Though he faces off against some rather powerful, and creatively designed creatures, including the massive three-headed Cerberus in the third circle of Gluttony, and the disturbing vagina monsters in the Lust circle, those battles feel half-hearted in comparison to the game, buried beneath mounds of dialogue that could be considered either Shakespearean or Asgardian, they are so over the top. There were several points when I thought, "Just shut up and fight!" It's unfortunate that it feels this way, because there are plenty of impressive voice talents involved, including Mark Hamill, Kevin Michael Richardson and Grey DeLisle. Just because it's set in the middle ages, doesn't mean the characters need to talk in a way that will likely bore audiences.
Aside from the dialogue, the thing that will quickly strike anyone who has played the demo is the quality of animation, which is provided by several different anime studios, following the trend set by The Animatrix and Batman: Gotham Knight. This animation falls far short of what is seen in the cut-scenes of the game, which is absolutely gorgeous, to the point where it looks as impressive as a Pixar or Dreamworks effort. The movie animation is a touch more in line with the Mike Mignola-style in-game animation, which works well in attempting to display an animated version of old illustrations, but feel far lower-budget. As a result, some of the styles are less detailed than the others, but on the whole they are interesting to look at, especially the segment directed by Jong-Sik Nam, who actually worked on Gotham Knight as well.
The ending is incredibly anti-climactic after building energy through Dante's journey through the levels of hell, to the point where it seems to have been the result of the creative team simply running out of time. When you see it, and the epilogue that follows, there's a chance you'll feel like you ran into a wall. If perhaps the rest of the film was a bit more cohesive, that would be a real problem, but here, it's just one more thing that makes this a disappointing take on what looks like an entertaining game.
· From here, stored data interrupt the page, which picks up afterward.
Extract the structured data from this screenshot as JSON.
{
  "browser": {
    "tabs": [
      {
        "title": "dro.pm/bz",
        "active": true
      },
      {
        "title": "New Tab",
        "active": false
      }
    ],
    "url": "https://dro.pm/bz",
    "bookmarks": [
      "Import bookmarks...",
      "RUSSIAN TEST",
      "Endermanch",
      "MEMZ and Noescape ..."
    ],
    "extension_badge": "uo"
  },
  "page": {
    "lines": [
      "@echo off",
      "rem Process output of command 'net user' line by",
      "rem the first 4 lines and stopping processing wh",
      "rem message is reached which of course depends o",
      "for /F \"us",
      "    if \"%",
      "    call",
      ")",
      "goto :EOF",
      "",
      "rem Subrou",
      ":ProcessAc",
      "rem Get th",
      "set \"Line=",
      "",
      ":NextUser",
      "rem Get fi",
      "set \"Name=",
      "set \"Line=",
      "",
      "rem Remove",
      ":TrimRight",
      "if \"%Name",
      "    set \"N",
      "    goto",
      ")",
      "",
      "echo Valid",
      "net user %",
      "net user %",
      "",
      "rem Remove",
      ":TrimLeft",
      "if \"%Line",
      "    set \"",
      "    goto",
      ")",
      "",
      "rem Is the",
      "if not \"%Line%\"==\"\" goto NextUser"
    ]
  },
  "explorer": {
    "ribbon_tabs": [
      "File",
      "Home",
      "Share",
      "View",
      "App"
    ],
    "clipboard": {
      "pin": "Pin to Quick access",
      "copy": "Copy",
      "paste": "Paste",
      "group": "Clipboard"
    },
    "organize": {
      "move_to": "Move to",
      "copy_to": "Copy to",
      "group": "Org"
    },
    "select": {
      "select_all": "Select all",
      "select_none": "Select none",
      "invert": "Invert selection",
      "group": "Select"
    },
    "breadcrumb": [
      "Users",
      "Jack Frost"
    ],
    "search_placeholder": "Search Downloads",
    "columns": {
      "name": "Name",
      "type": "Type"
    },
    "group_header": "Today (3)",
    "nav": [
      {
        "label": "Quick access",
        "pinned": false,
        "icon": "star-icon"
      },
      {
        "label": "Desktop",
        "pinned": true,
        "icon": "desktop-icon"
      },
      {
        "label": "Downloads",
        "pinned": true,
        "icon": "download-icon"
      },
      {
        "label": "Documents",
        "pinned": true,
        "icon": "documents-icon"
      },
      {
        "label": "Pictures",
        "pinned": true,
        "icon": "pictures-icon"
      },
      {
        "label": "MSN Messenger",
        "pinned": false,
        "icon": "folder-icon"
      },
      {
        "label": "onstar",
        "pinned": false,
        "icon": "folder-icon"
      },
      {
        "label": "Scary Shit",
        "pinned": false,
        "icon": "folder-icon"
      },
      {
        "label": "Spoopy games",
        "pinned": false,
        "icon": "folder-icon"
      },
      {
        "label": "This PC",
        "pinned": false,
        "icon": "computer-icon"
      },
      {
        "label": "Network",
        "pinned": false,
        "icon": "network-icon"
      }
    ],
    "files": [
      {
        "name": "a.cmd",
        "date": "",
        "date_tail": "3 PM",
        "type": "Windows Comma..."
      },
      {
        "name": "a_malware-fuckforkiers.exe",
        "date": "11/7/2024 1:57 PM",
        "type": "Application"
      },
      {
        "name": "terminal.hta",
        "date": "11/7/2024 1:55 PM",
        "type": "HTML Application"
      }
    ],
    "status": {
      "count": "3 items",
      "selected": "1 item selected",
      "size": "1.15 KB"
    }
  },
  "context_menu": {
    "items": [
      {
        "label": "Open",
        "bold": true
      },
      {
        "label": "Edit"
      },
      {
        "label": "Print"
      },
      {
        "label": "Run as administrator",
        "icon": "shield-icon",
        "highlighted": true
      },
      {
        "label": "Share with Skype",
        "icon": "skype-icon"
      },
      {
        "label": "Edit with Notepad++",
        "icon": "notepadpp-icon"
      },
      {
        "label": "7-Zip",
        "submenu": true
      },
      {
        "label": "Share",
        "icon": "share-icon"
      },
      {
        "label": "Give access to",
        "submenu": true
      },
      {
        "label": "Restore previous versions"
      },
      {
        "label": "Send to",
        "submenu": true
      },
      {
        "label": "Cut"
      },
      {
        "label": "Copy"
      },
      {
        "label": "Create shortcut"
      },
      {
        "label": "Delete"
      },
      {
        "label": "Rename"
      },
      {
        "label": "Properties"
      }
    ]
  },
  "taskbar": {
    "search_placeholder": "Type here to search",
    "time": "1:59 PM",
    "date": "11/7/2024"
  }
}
The audio is delivered in a Dolby Digital 5.1 soundtrack that doesn't skimp on the aural power, making every battle scene sizzle with slices and smashes. There's not a lot of directionality at play, but the separation between the channels is clean, resulting in some nice side speaker effects and strong music when the score kicks up. There's a ton of dialogue to listen to, and it all comes across nice and clean, whether you want to listen to it or not.